Personal information
- Full name: Hanna Elizabeth Terry
- Date of birth: 29 November 1990 (age 34)
- Place of birth: Santa Monica, California, U.S.
- Height: 1.65 m (5 ft 5 in)
- Position(s): Forward

Team information
- Current team: Røa IL
- Number: 11

College career
- Years: Team / Apps / (Gls)
- 2009: Utah Utes / 22 / (5)
- 2011–2013: Northeastern Huskies / 61 / (7)

Senior career*
- Years: Team / Apps / (Gls)
- 2014–2015: Portland Thorns FC / 8 / (0)
- 2016: QBIK / 23 / (8)
- 2017: KIF Örebro / 18 / (4)
- 2018–2019: Limhamn Bunkeflo / 7 / (0)
- 2020–: Røa IL / 11 / (1)

International career
- 2013: Sweden U23

= Hanna Terry =

Swedish footballer

Hanna Elizabeth Terry (born 29 November 1990) is an American-born Swedish professional footballer who plays as a forward for Norwegian club Røa IL. She played for the Portland Thorns FC of the National Women's Soccer League. She has represented the Sweden women's national under-23 football team.

==College career==
She started her career at the University of Utah before transferring to Northeastern University. She was a three-year starting forward for the Northeastern Huskies from 2011 to 2013. The high-point of her soccer career with the Huskies came when she closed her soccer career in 2013 by leading her team to the Colonial Athletic Association tournament title — where she was named the outstanding player — and a berth in the NCAA tournament. The former Huskies captain wrapped up her collegiate career with seven goals and 14 assists, placing her fourth all-time in program history in assists.

==Club career==
Hanna Terry signed as a free agent for the Portland Thorns on July 25, 2014. Terry made her Thorns FC debut as an amateur player against the Washington Spirit on June 15 as a second-half substitute. She appeared in her first official match a professional as a second-half substitute July 27 at Seattle Reign FC and ended the season having played in two games.

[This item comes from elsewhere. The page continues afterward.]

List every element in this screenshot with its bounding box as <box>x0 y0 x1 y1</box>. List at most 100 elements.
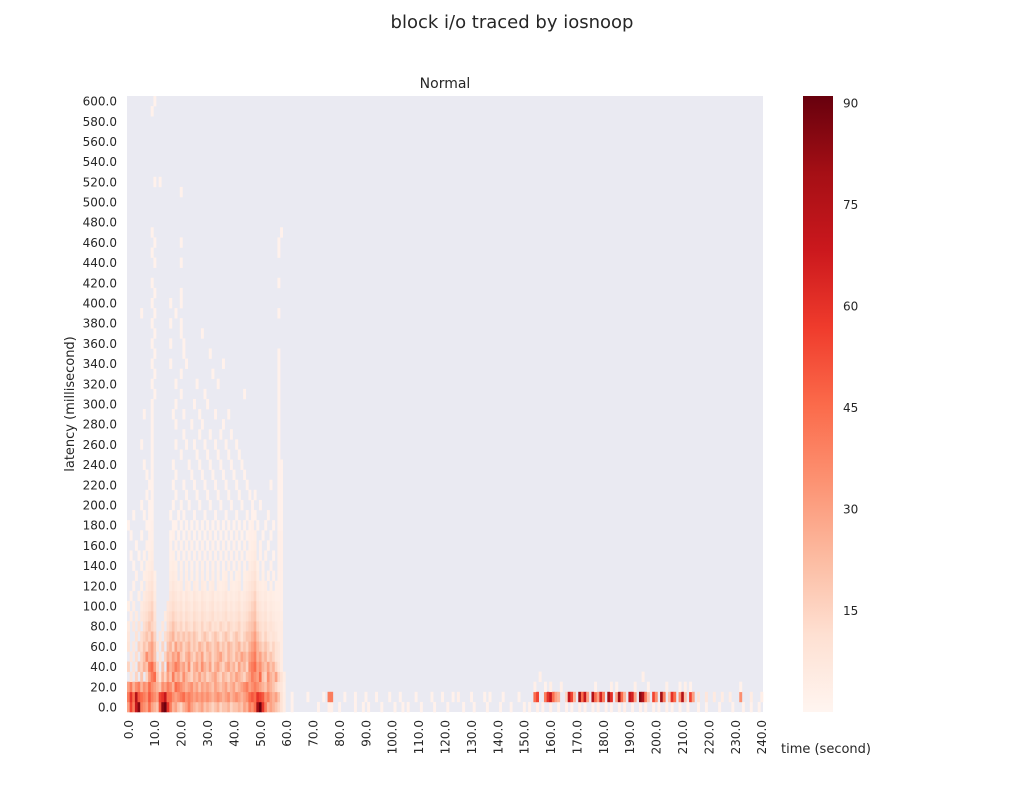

Terry was on the roster for the 2015 season. On August 21, 2015, the Thorns announce the release of Hanna Terry for unspecified reasons. In her second season for Thorns FC in 2015, Terry, 24, appeared in six matches, logging 131 minutes.

She was waived by the Portland Thorns FC in August 2015.

==International career==
Terry was selected to represent Sweden in the Women's U23 Four Nation Tournament in La Manga, Spain in February/March 2013. Terry came on as a substitute for the Swedish team in a game v. the USA U-23 team on March 4, 2013.

Terry, whose mother was born in Sweden, holds dual citizenship in both the United States and Sweden. She pursued a spot on the Swedish national team for much of her soccer career, and her placement on the U23 squad was her first international experience.

==Personal life==
She is the daughter of actor John Terry.